Don’t say Cheers with just Water in your glass!

Yet, of course I will say cheers to you if you made it this far. I would love to hear how you got on with the scavanger hunt and look forward to hearing how you go on drinking one of Paris’s unsung gastronomic treats. Leave a comment or sharing this with someone helps us grow and provide more free food tour guide’s for you!

Chef Tris Portrait Eat Like The French! February 27, 2024
Food Tour Guide
From the bustling streets of Paris to the quiet moments at home, my journey is one of passion, resilience, and a deep love for French cuisine. As Chef Tris, my transformation from a culinary expert and tech recruiter to a local food tour guide in Paris has been a delicious turn of events, blending my professional skills with my personal story of renewal.

Drinking Water in Paris FAQ

Is tap water safe to drink in Paris?

Absolutely! The tap water in Paris is meticulously tested and monitored by Eau de Paris, ensuring it meets all health and safety standards. There’s no need to buy bottled water—just fill up your reusable bottle from any of the city’s numerous drinking fountains.

Where can I find drinking water fountains in Paris?

Paris boasts over 1,200 drinking water fountains scattered throughout the city. You can locate them using Google Maps or the interactive map provided by Eau de Paris here.

Are there any free sparkling water fountains in Paris?

Yes, some of Paris’s drinking water fountains also dispense sparkling water for free.
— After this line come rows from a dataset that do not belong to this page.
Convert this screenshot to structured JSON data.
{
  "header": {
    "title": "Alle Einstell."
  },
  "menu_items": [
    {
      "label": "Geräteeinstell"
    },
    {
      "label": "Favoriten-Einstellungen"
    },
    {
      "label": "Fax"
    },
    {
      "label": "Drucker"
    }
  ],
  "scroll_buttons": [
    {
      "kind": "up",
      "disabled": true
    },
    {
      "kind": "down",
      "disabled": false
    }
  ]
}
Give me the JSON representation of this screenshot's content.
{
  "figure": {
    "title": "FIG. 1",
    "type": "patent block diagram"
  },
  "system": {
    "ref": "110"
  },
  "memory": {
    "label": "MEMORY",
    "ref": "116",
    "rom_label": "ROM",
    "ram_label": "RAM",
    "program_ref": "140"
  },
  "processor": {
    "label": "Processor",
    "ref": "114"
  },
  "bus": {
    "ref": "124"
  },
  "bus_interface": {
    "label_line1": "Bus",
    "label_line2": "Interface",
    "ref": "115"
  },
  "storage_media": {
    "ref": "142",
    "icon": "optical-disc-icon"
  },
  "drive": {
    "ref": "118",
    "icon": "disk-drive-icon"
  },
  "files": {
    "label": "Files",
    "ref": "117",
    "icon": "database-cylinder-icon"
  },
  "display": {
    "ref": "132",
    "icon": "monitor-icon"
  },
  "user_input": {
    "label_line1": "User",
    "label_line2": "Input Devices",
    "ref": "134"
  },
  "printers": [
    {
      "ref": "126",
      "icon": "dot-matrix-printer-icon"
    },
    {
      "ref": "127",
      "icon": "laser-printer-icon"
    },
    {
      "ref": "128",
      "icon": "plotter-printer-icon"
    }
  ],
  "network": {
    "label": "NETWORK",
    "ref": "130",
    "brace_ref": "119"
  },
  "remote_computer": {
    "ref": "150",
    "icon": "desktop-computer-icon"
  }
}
These fountains are part of the city’s effort to promote sustainable and eco-friendly hydration options.

Can I ask for free tap water in Parisian restaurants and cafes?

Indeed, you can. Simply ask for “une carafe d’eau” (a jug of tap water) in any restaurant or café, and they will provide it free of charge.

What type of water should I avoid drinking in Paris?

Avoid drinking from water sources labeled “Eau Non Potable,” which means the water is not safe for consumption. This label is typically found on ornamental fountains, ponds, and canals.

Can I fill my bottle from any public restroom tap?

While the water is generally safe, it’s best to use designated drinking fountains or taps to ensure the highest quality.

Is bottled water better than tap water in Paris?

Not necessarily. Parisian tap water is of excellent quality and more environmentally friendly than bottled water. However, if you prefer bottled water, it’s widely available.

How does the quality of Paris tap water compare to bottled water?

Paris tap water undergoes rigorous testing and often surpasses bottled water in quality standards. It contains essential minerals and is regularly monitored for safety.